情報の漏洩もやる気でやるのとうっかり流れてしまうのとはちょっと事情が異なるかもしれないが、ファイル共有ソフトなどによる情報流出もやや治まって来たとは言え、相変わらず発生している。インターネットに接続しようが、ファイル共有ソフトを使用しようが、そこに流出してはいけない情報を置かなければ外に出ることはない。ないものが流出することはあり得ない、これは絶対的な真理だ。

要は情報の取扱う人間の問題なのだ。つまり情報を取り扱う人間の「情報に対する意識の問題」なのだ。どうも日本人は情報を収集することも情報を守ることもいずれにしても情報に対する重要性の認識が甘いようだ。太平洋戦争でも情報収集分析には極めて消極的で何度も痛い目を見ても学習しようとはしなかったし、暗号を含む情報保護についても「まあ、大丈夫だろう」で終わってしまった。こうした情報軽視の姿勢はそのまま情報保護意識の低さに繋がる。イージス艦の情報なども実際にやり取りしている者たちにはパソコンゲームのスペック程度の意識しかなかったのかも知れない。

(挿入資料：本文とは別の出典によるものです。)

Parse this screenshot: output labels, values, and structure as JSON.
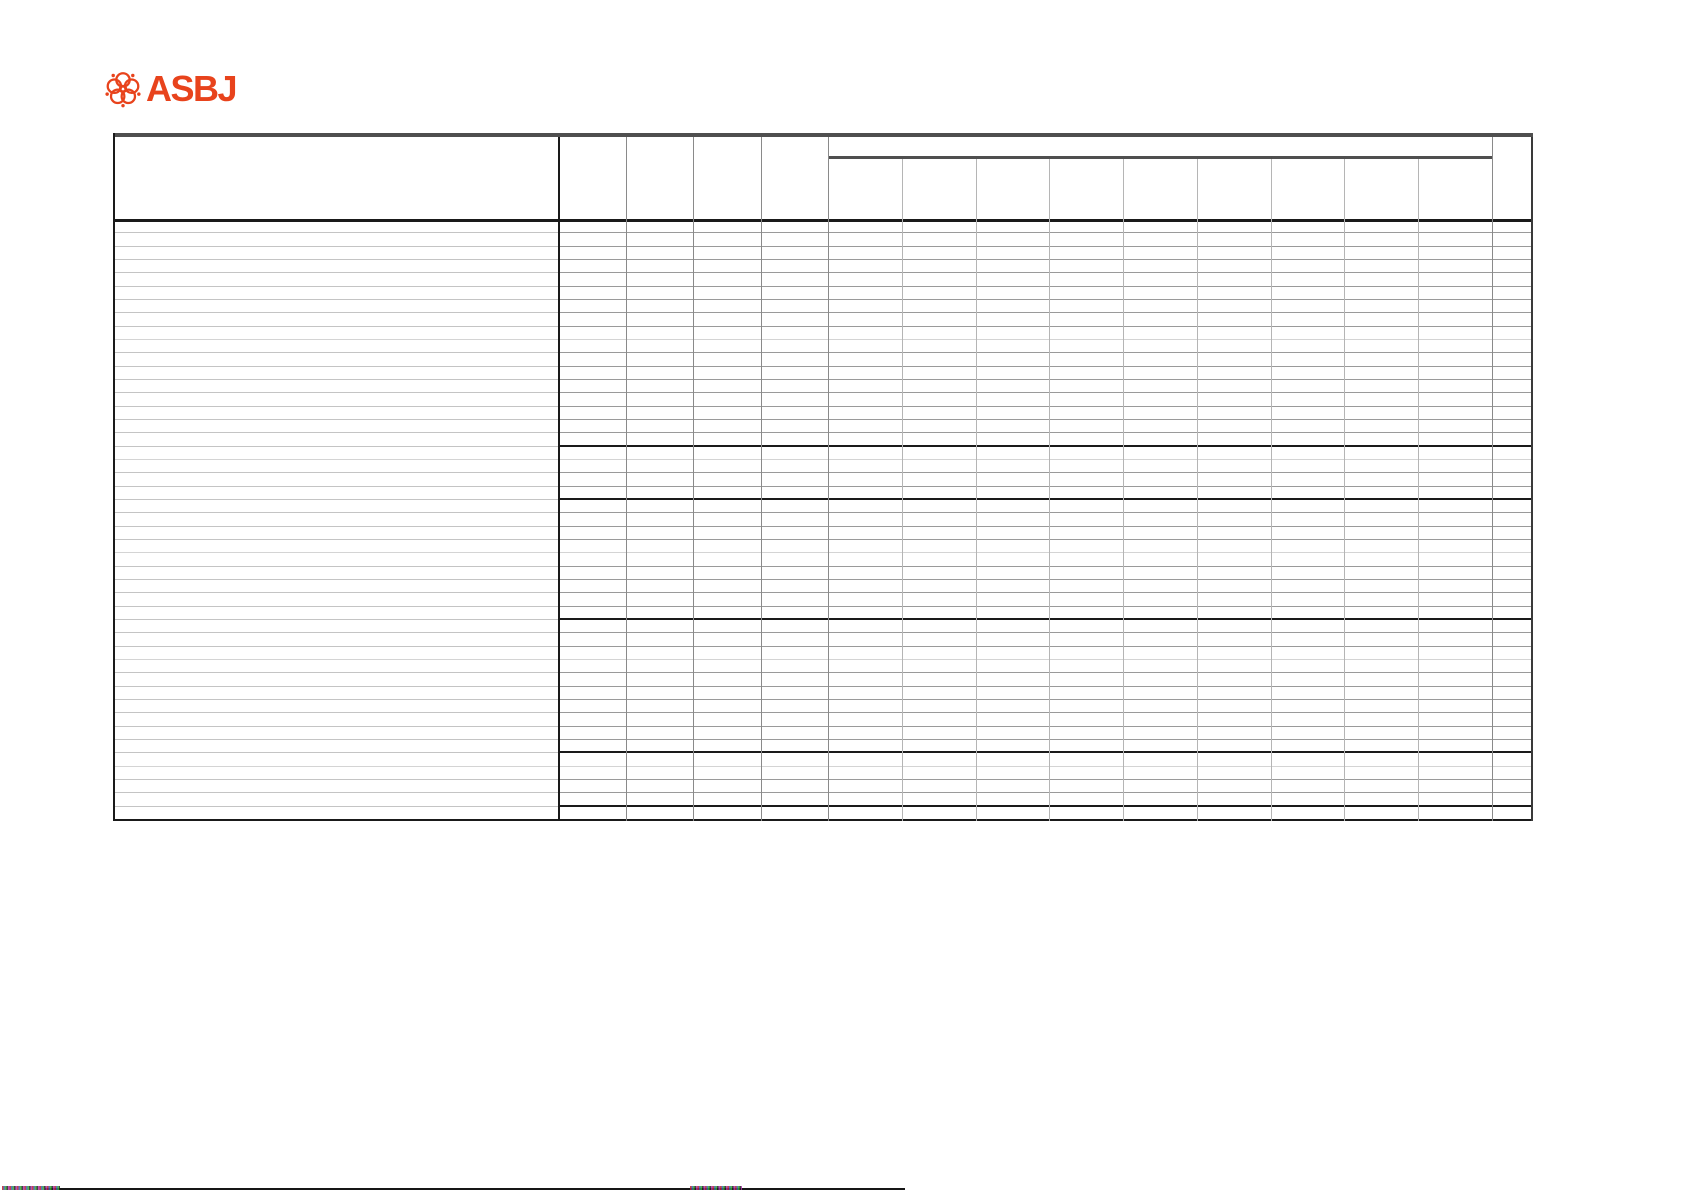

各官庁、企業とも情報漏洩防止には腐心しているようだが、結局は施策やシステムの問題と言うよりもそれを扱う人間の意識の問題なのだろう。その意識を向上するのはシステムを開発するよりも遥かに多くの時間と努力が必要だ。多数の最新鋭戦闘艦や戦闘機を揃えても紙切れ一枚の情報で国家の命運が変わってしまうことがあることを良く理解しておくべきだろう。